Great minds, or possibly great visual merchandisers, think alike for two of the UK’s leading knitwear brands this Christmas: premium knitwear brand John Smedley has a lovely, blonde, cashmere woolly window, and so does premium cashmere supplier Brora.

In Brora’s open-backed windows in Sloane Square rows of simple metal handrails mounted on the ceiling offer anchor points for giant, spun-yarn, cashmere wool-wrapped stars. This is a lovely visual oxymoron: a pointed star, not shiny but in a soft substance. The stars create a simple but textural backdrop for three mannequins dressed in Christmas-morning wooly merchandise. Note the handrails close to the glass above the window too, and the strong spotlights: this is a simply constructed, but robust and effective window.

The window on the opposite side of the door features a snowy mountain of white-painted wooden cubes, surrounded by medium-sized wooly stars, festooned with spruce, and a skein of pom-pommed braid. All very snow-like from a distance, this is a lovely arrangement of complex but quality textures and restrained colour. The foreground is filled with both gold-sprayed and natural pine-cones, neatly adding a prickly touch to the fluffy merchandise folded behind them. Notice how although the colour of the merchandise varies, it is harmonious in either running through a tonal spectrum of colour or is linked by repeating pattern.
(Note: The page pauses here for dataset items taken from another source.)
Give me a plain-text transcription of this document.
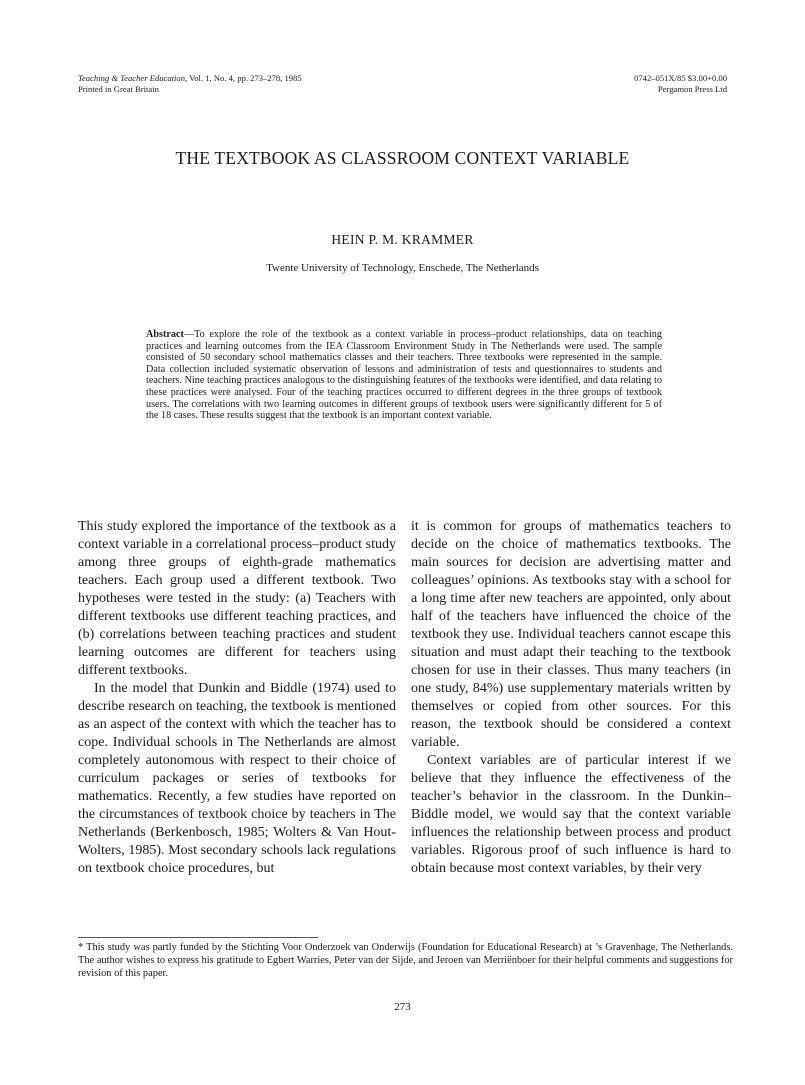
Teaching & Teacher Education, Vol. 1, No. 4, pp. 273–278, 1985
Printed in Great Britain
0742–051X/85 $3.00+0.00
Pergamon Press Ltd
THE TEXTBOOK AS CLASSROOM CONTEXT VARIABLE
HEIN P. M. KRAMMER
Twente University of Technology, Enschede, The Netherlands
Abstract—To explore the role of the textbook as a context variable in process–product relationships, data on teaching practices and learning outcomes from the IEA Classroom Environment Study in The Netherlands were used. The sample consisted of 50 secondary school mathematics classes and their teachers. Three textbooks were represented in the sample. Data collection included systematic observation of lessons and administration of tests and questionnaires to students and teachers. Nine teaching practices analogous to the distinguishing features of the textbooks were identified, and data relating to these practices were analysed. Four of the teaching practices occurred to different degrees in the three groups of textbook users. The correlations with two learning outcomes in different groups of textbook users were significantly different for 5 of the 18 cases. These results suggest that the textbook is an important context variable.

This study explored the importance of the textbook as a context variable in a correlational process–product study among three groups of eighth-grade mathematics teachers. Each group used a different textbook. Two hypotheses were tested in the study: (a) Teachers with different textbooks use different teaching practices, and (b) correlations between teaching practices and student learning outcomes are different for teachers using different textbooks.

In the model that Dunkin and Biddle (1974) used to describe research on teaching, the textbook is mentioned as an aspect of the context with which the teacher has to cope. Individual schools in The Netherlands are almost completely autonomous with respect to their choice of curriculum packages or series of textbooks for mathematics. Recently, a few studies have reported on the circumstances of textbook choice by teachers in The Netherlands (Berkenbosch, 1985; Wolters & Van Hout-Wolters, 1985). Most secondary schools lack regulations on textbook choice procedures, but

it is common for groups of mathematics teachers to decide on the choice of mathematics textbooks. The main sources for decision are advertising matter and colleagues’ opinions. As textbooks stay with a school for a long time after new teachers are appointed, only about half of the teachers have influenced the choice of the textbook they use. Individual teachers cannot escape this situation and must adapt their teaching to the textbook chosen for use in their classes. Thus many teachers (in one study, 84%) use supplementary materials written by themselves or copied from other sources. For this reason, the textbook should be considered a context variable.

Context variables are of particular interest if we believe that they influence the effectiveness of the teacher’s behavior in the classroom. In the Dunkin–Biddle model, we would say that the context variable influences the relationship between process and product variables. Rigorous proof of such influence is hard to obtain because most context variables, by their very

* This study was partly funded by the Stichting Voor Onderzoek van Onderwijs (Foundation for Educational Research) at ’s Gravenhage, The Netherlands. The author wishes to express his gratitude to Egbert Warries, Peter van der Sijde, and Jeroen van Merriënboer for their helpful comments and suggestions for revision of this paper.
273
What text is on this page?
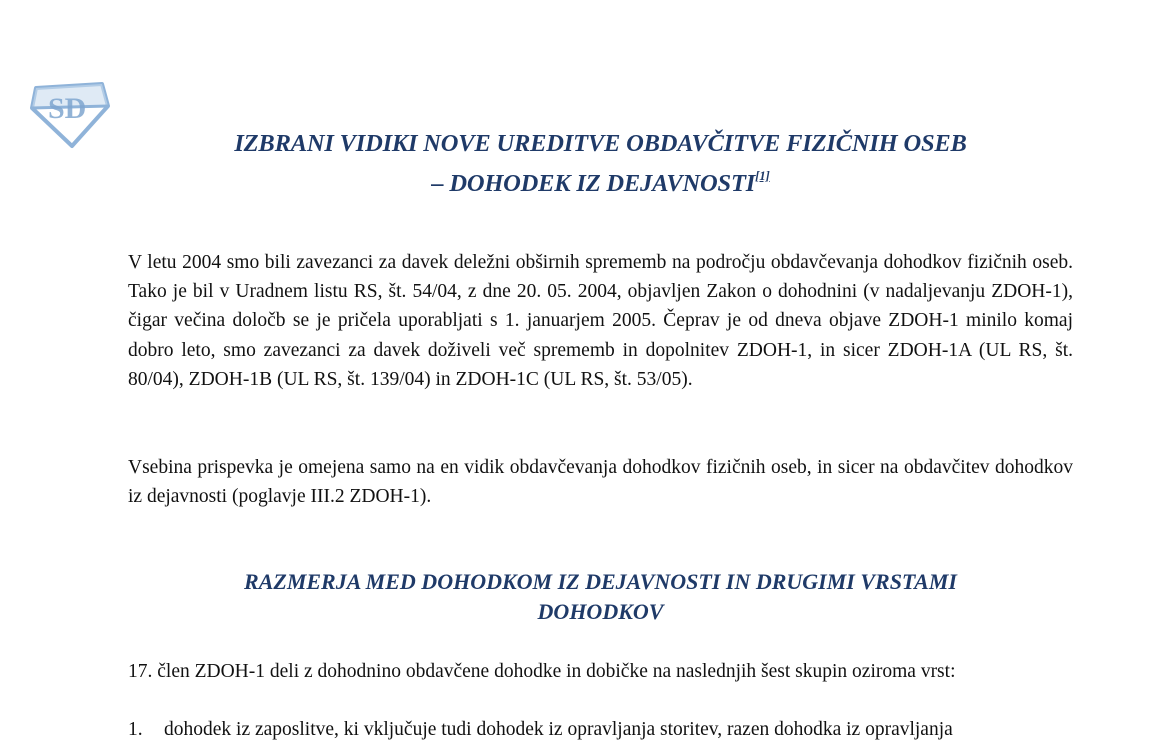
SD
IZBRANI VIDIKI NOVE UREDITVE OBDAVČITVE FIZIČNIH OSEB
– DOHODEK IZ DEJAVNOSTI[1]
V letu 2004 smo bili zavezanci za davek deležni obširnih sprememb na področju obdavčevanja dohodkov fizičnih oseb. Tako je bil v Uradnem listu RS, št. 54/04, z dne 20. 05. 2004, objavljen Zakon o dohodnini (v nadaljevanju ZDOH-1), čigar večina določb se je pričela uporabljati s 1. januarjem 2005. Čeprav je od dneva objave ZDOH-1 minilo komaj dobro leto, smo zavezanci za davek doživeli več sprememb in dopolnitev ZDOH-1, in sicer ZDOH-1A (UL RS, št. 80/04), ZDOH-1B (UL RS, št. 139/04) in ZDOH-1C (UL RS, št. 53/05).
Vsebina prispevka je omejena samo na en vidik obdavčevanja dohodkov fizičnih oseb, in sicer na obdavčitev dohodkov iz dejavnosti (poglavje III.2 ZDOH-1).
RAZMERJA MED DOHODKOM IZ DEJAVNOSTI IN DRUGIMI VRSTAMI
DOHODKOV
17. člen ZDOH-1 deli z dohodnino obdavčene dohodke in dobičke na naslednjih šest skupin oziroma vrst:
1. dohodek iz zaposlitve, ki vključuje tudi dohodek iz opravljanja storitev, razen dohodka iz opravljanja
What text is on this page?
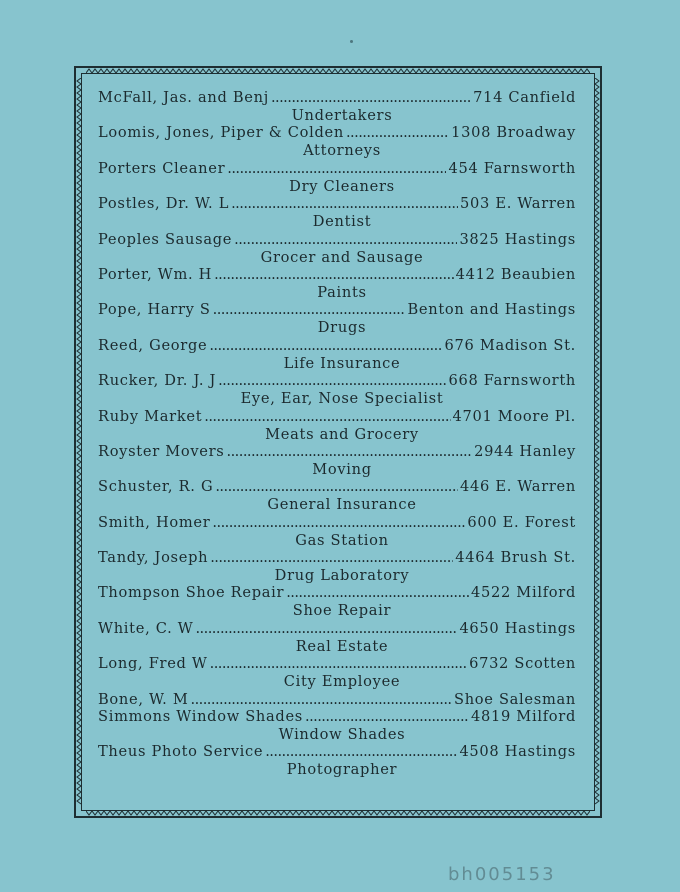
McFall, Jas. and Benj . . .	714 Canfield
Undertakers
Loomis, Jones, Piper & Colden . . .	1308 Broadway
Attorneys
Porters Cleaner . . .	454 Farnsworth
Dry Cleaners
Postles, Dr. W. L . . .	503 E. Warren
Dentist
Peoples Sausage . . .	3825 Hastings
Grocer and Sausage
Porter, Wm. H . . .	4412 Beaubien
Paints
Pope, Harry S . . .	Benton and Hastings
Drugs
Reed, George . . .	676 Madison St.
Life Insurance
Rucker, Dr. J. J . . .	668 Farnsworth
Eye, Ear, Nose Specialist
Ruby Market . . .	4701 Moore Pl.
Meats and Grocery
Royster Movers . . .	2944 Hanley
Moving
Schuster, R. G . . .	446 E. Warren
General Insurance
Smith, Homer . . .	600 E. Forest
Gas Station
Tandy, Joseph . . .	4464 Brush St.
Drug Laboratory
Thompson Shoe Repair . . .	4522 Milford
Shoe Repair
White, C. W . . .	4650 Hastings
Real Estate
Long, Fred W . . .	6732 Scotten
City Employee
Bone, W. M . . .	Shoe Salesman
Simmons Window Shades . . .	4819 Milford
Window Shades
Theus Photo Service . . .	4508 Hastings
Photographer
bh005153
This is more visible in a single cube detail, where a red/neutral blown-up tweed is folded above three classic balanced tweed wraps. To the right, three neutral-coloured tweeds are folded above a blue/black blown-up tweed, creating a nicely interesting, inverted repeat. Notice too, all the perled-fringed ends are folded in the same direction: to do otherwise would look a touch too messy. Formally-casual neatly achieved here.

At John Smedley in Brook Street I loved the illusion of depth created in this shallow window by the overlapping, spun-yarn, wool-wrapped, stage flats. These create the illusion of depth and their curvy shape focuses attention on the merchandise in the centre: a slowly twirling, male body form, dressed in multiple-knit layers. The lighting, hidden behind the body form and from the overhead spots, directs our attention too, by foreshadowing the textural surface of the wool and contrasting the theatrically-lit stage flats with the shadowy merchandise on the body form.

The extremely inviting, cozy, snuggly, textural fluffiness of this window, contrasts the three sweaters against the cashmere props. Both John Smedley’s window and Brora’s are very lovely, very snuggly, and both extremely timely as colder weather approaches this December.